In this study, we examine individual
insurance amounts using health data. The performance
of these algorithms has been compared using the three
regression models employed in this study: multiple linear
regression, decision tree regression, and decision tree
regression. The dataset is used to train the models, and
the training then assists in producing more predictions.
Later, the model will be tested and verified by
comparing the anticipated quantity with the actual data.
These models' accuracy levels will then be compared.
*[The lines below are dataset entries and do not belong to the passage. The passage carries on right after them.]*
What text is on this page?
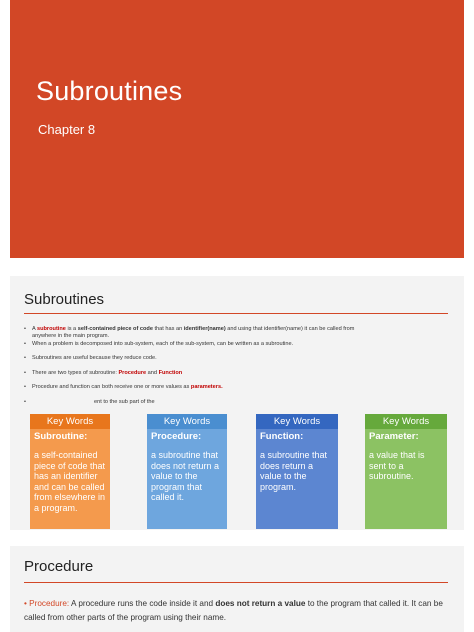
Subroutines
Chapter 8
Subroutines
• A subroutine is a self-contained piece of code that has an identifier(name) and using that identifier(name) it can be called from
anywhere in the main program.
• When a problem is decomposed into sub-system, each of the sub-system, can be written as a subroutine.
• Subroutines are useful because they reduce code.
• There are two types of subroutine: Procedure and Function
• Procedure and function can both receive one or more values as parameters.
• ent to the sub part of the
Key Words
Subroutine:
a self-contained piece of code that has an identifier and can be called from elsewhere in a program.
Key Words
Procedure:
a subroutine that does not return a value to the program that called it.
Key Words
Function:
a subroutine that does return a value to the program.
Key Words
Parameter:
a value that is sent to a subroutine.
Procedure
• Procedure: A procedure runs the code inside it and does not return a value to the program that called it. It can be called from other parts of the program using their name.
The decision tree and linear regression are outperformed
by the random forest regression algorithm, according to
the analysis. It enables a person to understand the
required amount based on their health situation. They
might examine any health insurance company, their
plans, and the benefits while keeping in mind the
anticipated amount from the project. Later, the
predicted amount will be compared with the real
amount. This can also be quite beneficial to someone
who wants to concentrate more on the useful aspects of
insurance than the health-related ones. In addition, most
people are susceptible to being duped regarding the cost
of insurance and may unnecessarily purchase expensive
medical coverage. This project does not provide the
precise sum needed by any health insurance provider,
but it does provide a general sense of the sum needed by
an individual for their personal health insurance.
Prediction is inaccurate and does not apply to any
organization; therefore, it should not be the only factor
considered when choosing a health insurance plan. First,
estimating the cost of health insurance is extremely
beneficial and helps in better examining the amount
required so that a person can be confident that the
amount he or she is going to justify It can also provide
you with a wonderful idea for maximizing your health
insurance profits.
Keywords :
Health Insurance Premium Prediction, Linear Regression, Decision Tree Regression, Multiple Regression Algorithm, Machine Learning, Python, Deep Learning, Insurance Amount Prediction, Random Forest Regression Algorithm.